So P, Francis J T, Netoff T I, Gluckman B J, Schiff S J
Center for Neuroscience, Children's National Medical Center, and the George Washington University School of Medicine, Washington, DC 20010, USA.
Biophys J. 1998 Jun;74(6):2776-85. doi: 10.1016/S0006-3495(98)77985-8.
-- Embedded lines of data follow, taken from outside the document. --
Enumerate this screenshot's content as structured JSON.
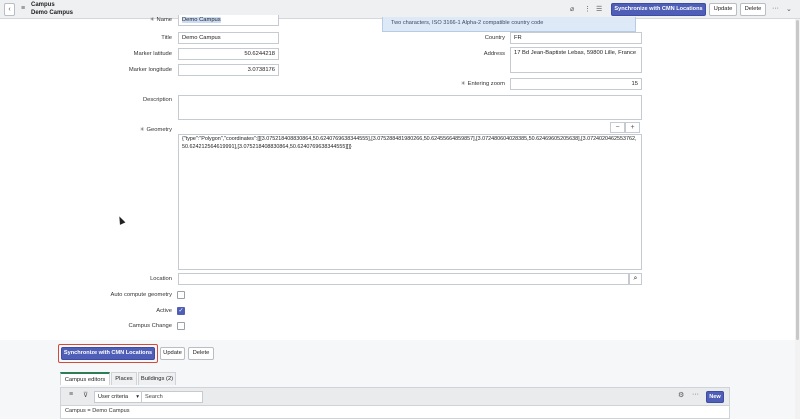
{
  "header": {
    "table_label": "Campus",
    "record_name": "Demo Campus",
    "sync_label": "Synchronize with CMN Locations",
    "update_label": "Update",
    "delete_label": "Delete"
  },
  "form": {
    "name": {
      "label": "Name",
      "value": "Demo Campus"
    },
    "country_hint": "Two characters, ISO 3166-1 Alpha-2 compatible country code",
    "title": {
      "label": "Title",
      "value": "Demo Campus"
    },
    "country": {
      "label": "Country",
      "value": "FR"
    },
    "marker_latitude": {
      "label": "Marker latitude",
      "value": "50.6244218"
    },
    "address": {
      "label": "Address",
      "value": "17 Bd Jean-Baptiste Lebas, 59800 Lille, France"
    },
    "marker_longitude": {
      "label": "Marker longitude",
      "value": "3.0738176"
    },
    "entering_zoom": {
      "label": "Entering zoom",
      "value": "15"
    },
    "description": {
      "label": "Description",
      "value": ""
    },
    "geometry": {
      "label": "Geometry",
      "value": "{\"type\":\"Polygon\",\"coordinates\":[[[3.075218408830864,50.6240769638344555],[3.075288481980266,50.62455664859857],[3.072480604028385,50.62469605205638],[3.0724020462553762,50.624212564619991],[3.075218408830864,50.6240769638344555]]]}"
    },
    "location": {
      "label": "Location",
      "value": ""
    },
    "auto_compute": {
      "label": "Auto compute geometry",
      "checked": false
    },
    "active": {
      "label": "Active",
      "checked": true
    },
    "campus_change": {
      "label": "Campus Change",
      "checked": false
    }
  },
  "footer": {
    "sync_label": "Synchronize with CMN Locations",
    "update_label": "Update",
    "delete_label": "Delete"
  },
  "related": {
    "tabs": [
      "Campus editors",
      "Places",
      "Buildings (2)"
    ],
    "filter_select": "User criteria",
    "search_placeholder": "Search",
    "new_label": "New",
    "breadcrumb": "Campus = Demo Campus"
  },
  "colors": {
    "primary": "#4f5fb8",
    "highlight": "#d24b3a",
    "active_tab": "#2e7d57"
  }
}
A new nonlinear dynamical analysis is applied to complex behavior from neuronal systems. The conceptual foundation of this analysis is the abstraction of observed neuronal activities into a dynamical landscape characterized by a hierarchy of "unstable periodic orbits" (UPOs). UPOs are rigorously identified in data sets representative of three different levels of organization in mammalian brain. An analysis based on UPOs affords a novel alternative method of decoding, predicting, and controlling these neuronal systems.
一种新的非线性动力学分析方法被应用于神经元系统的复杂行为。该分析的概念基础是将观察到的神经元活动抽象为一个由“不稳定周期轨道”(UPOs)层次结构所表征的动力学格局。在代表哺乳动物大脑三个不同组织层次的数据集里,严格识别出了UPOs。基于UPOs的分析为解码、预测和控制这些神经元系统提供了一种全新的替代方法。